# Pentation

In mathematics, Pentation is the operation of repeated tetration, just as tetration is the operation of repeated exponentiation.[1]

Pentation can be written in Knuth's up-arrow notation as $a \uparrow \uparrow \uparrow b$ or $a \uparrow^{3}b$. In this notation, $a\uparrow b$ represents the exponentiation function $a^b$, which may be interpreted as the result of repeatedly applying the function $x\mapsto ax$, for $b$ repetitions, starting from the number 1. Analogously, $a\uparrow\uparrow b$, tetration, represents the value obtained by repeatedly applying the function $x\mapsto a\uparrow x$, for $b$ repetitions, starting from the number 1. And the pentation $a \uparrow \uparrow \uparrow b$ represents the value obtained by repeatedly applying the function $x\mapsto a\uparrow\uparrow x$, for $b$ repetitions, starting from the number 1.[2][3] Alternatively, in Conway chained arrow notation, $a\uparrow\uparrow\uparrow b = a\rightarrow b\rightarrow 3$.[4] Until a consensus for the definition of tetration to real heights is reached, pentation can't even be defined to an integer exponent higher than 1 when its base is not a whole number.[citation needed]
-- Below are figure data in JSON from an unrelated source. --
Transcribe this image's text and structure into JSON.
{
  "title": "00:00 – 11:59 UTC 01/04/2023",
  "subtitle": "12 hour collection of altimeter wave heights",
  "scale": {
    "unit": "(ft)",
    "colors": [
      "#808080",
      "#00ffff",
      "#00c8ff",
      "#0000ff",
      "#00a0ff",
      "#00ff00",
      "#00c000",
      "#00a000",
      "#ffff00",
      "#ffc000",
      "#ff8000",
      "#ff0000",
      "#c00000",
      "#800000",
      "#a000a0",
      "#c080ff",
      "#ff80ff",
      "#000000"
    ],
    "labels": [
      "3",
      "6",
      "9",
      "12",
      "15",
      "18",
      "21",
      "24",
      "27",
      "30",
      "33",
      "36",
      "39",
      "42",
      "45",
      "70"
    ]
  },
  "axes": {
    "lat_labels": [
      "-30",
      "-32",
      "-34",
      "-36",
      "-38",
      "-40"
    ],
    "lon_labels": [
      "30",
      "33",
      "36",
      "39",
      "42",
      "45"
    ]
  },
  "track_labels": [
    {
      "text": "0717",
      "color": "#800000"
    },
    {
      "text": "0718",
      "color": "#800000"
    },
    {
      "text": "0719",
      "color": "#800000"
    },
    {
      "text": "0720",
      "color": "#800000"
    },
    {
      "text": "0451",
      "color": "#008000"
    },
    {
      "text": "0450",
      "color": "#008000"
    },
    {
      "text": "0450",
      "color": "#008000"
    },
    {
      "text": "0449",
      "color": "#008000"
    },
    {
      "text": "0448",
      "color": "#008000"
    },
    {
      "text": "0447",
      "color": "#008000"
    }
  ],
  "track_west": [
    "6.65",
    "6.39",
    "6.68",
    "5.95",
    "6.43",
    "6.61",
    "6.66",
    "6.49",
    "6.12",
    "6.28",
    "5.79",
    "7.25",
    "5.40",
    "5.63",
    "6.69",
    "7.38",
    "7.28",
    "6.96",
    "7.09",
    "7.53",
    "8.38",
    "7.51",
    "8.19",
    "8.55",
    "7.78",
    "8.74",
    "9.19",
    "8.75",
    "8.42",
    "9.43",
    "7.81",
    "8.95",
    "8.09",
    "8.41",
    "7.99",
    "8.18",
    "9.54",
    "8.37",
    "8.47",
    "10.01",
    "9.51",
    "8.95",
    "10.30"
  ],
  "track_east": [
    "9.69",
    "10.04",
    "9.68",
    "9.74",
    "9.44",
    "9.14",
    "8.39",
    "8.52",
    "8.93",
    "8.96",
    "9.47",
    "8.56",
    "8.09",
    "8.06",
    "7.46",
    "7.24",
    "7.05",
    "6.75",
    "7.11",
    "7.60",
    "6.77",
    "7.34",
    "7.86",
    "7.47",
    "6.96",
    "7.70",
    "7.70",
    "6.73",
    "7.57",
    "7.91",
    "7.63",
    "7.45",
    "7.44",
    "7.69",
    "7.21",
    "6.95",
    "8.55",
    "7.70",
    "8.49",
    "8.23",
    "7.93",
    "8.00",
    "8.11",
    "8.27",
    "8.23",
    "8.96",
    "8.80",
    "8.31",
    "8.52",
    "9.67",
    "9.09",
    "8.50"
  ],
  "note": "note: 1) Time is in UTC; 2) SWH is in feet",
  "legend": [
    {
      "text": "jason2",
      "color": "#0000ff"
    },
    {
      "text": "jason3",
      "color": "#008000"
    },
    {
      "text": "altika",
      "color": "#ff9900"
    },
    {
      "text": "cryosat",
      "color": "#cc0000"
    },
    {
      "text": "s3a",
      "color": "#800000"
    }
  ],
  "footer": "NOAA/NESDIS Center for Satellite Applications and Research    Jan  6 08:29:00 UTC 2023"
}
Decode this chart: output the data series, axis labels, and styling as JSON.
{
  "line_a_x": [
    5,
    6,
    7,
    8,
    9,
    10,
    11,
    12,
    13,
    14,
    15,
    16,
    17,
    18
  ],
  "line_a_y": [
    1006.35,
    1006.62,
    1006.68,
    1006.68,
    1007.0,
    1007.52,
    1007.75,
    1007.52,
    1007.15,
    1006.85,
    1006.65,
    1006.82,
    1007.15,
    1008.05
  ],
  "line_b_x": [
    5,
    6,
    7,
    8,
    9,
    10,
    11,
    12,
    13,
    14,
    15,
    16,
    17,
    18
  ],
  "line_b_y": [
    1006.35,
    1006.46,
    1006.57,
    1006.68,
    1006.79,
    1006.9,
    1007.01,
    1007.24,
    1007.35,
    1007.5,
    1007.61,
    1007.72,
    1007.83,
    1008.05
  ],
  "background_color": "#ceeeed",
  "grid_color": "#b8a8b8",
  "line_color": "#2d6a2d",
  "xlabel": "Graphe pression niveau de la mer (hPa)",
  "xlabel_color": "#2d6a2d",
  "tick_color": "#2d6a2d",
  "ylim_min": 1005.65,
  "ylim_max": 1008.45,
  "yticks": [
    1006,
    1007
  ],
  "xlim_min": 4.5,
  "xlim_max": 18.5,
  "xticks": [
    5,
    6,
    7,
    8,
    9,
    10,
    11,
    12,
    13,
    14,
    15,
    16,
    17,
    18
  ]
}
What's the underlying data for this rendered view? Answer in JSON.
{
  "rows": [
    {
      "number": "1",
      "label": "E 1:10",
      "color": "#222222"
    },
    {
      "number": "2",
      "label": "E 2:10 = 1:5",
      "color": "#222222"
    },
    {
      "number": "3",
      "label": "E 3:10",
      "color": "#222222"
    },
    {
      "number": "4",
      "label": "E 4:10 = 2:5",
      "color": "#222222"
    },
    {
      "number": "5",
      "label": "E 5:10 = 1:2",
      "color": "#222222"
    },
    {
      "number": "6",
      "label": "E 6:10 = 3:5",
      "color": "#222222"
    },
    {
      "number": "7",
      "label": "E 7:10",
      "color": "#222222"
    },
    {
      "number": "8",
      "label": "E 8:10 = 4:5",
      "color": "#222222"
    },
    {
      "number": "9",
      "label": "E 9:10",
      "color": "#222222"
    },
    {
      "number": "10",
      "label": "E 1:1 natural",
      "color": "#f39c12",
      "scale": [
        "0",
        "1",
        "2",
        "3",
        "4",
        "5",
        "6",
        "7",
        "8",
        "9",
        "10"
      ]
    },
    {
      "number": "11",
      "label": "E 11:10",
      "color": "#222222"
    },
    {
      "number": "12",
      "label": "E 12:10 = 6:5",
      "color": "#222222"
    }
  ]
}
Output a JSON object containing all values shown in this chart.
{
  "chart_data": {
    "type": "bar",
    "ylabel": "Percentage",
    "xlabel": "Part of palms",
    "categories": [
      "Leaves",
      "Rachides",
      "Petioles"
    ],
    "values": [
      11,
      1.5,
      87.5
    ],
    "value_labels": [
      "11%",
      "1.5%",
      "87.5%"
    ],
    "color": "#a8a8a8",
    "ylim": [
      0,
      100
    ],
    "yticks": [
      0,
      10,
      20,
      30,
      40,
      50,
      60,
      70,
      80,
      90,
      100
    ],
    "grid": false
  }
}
The values of the pentation function may also be obtained from the values in the fourth row of the table of values of a variant of the Ackermann function: if $A(n,m)$ is defined by the Ackermann recurrence $A(m-1,A(m,n-1))$ with the initial conditions $A(1,n)=an$ and $A(m,1)=a$, then $a\uparrow\uparrow\uparrow b=A(4,b)$.[5]

The word "Pentation" was coined by Reuben Goodstein in 1947 from the roots penta- (five) and iteration. It is part of his general naming scheme for hyperoperations.[6]

## References

1. ^ Perstein, Millard H. (June 1962), "Algorithm 93: General Order Arithmetic", Communications of the ACM 5 (6): 344, doi:10.1145/367766.368160.
2. ^ Knuth, D. E. (1976), "Mathematics and computer science: Coping with finiteness", Science 194 (4271): 1235–1242, doi:10.1126/science.194.4271.1235, PMID 17797067.
3. ^ Blakley, G. R.; Borosh, I. (1979), "Knuth's iterated powers", Advances in Mathematics 34 (2): 109–136, doi:10.1016/0001-8708(79)90052-5, MR 549780.
4. ^ Conway, John Horton; Guy, Richard (1996), The Book of Numbers, Springer, p. 61, ISBN 9780387979939.
5. ^ Nambiar, K. K. (1995), "Ackermann functions and transfinite ordinals", Applied Mathematics Letters 8 (6): 51–53, doi:10.1016/0893-9659(95)00084-4, MR 1368037.
6. ^ Goodstein, R. L. (1947), "Transfinite ordinals in recursive number theory", The Journal of Symbolic Logic 12: 123–129, MR 0022537.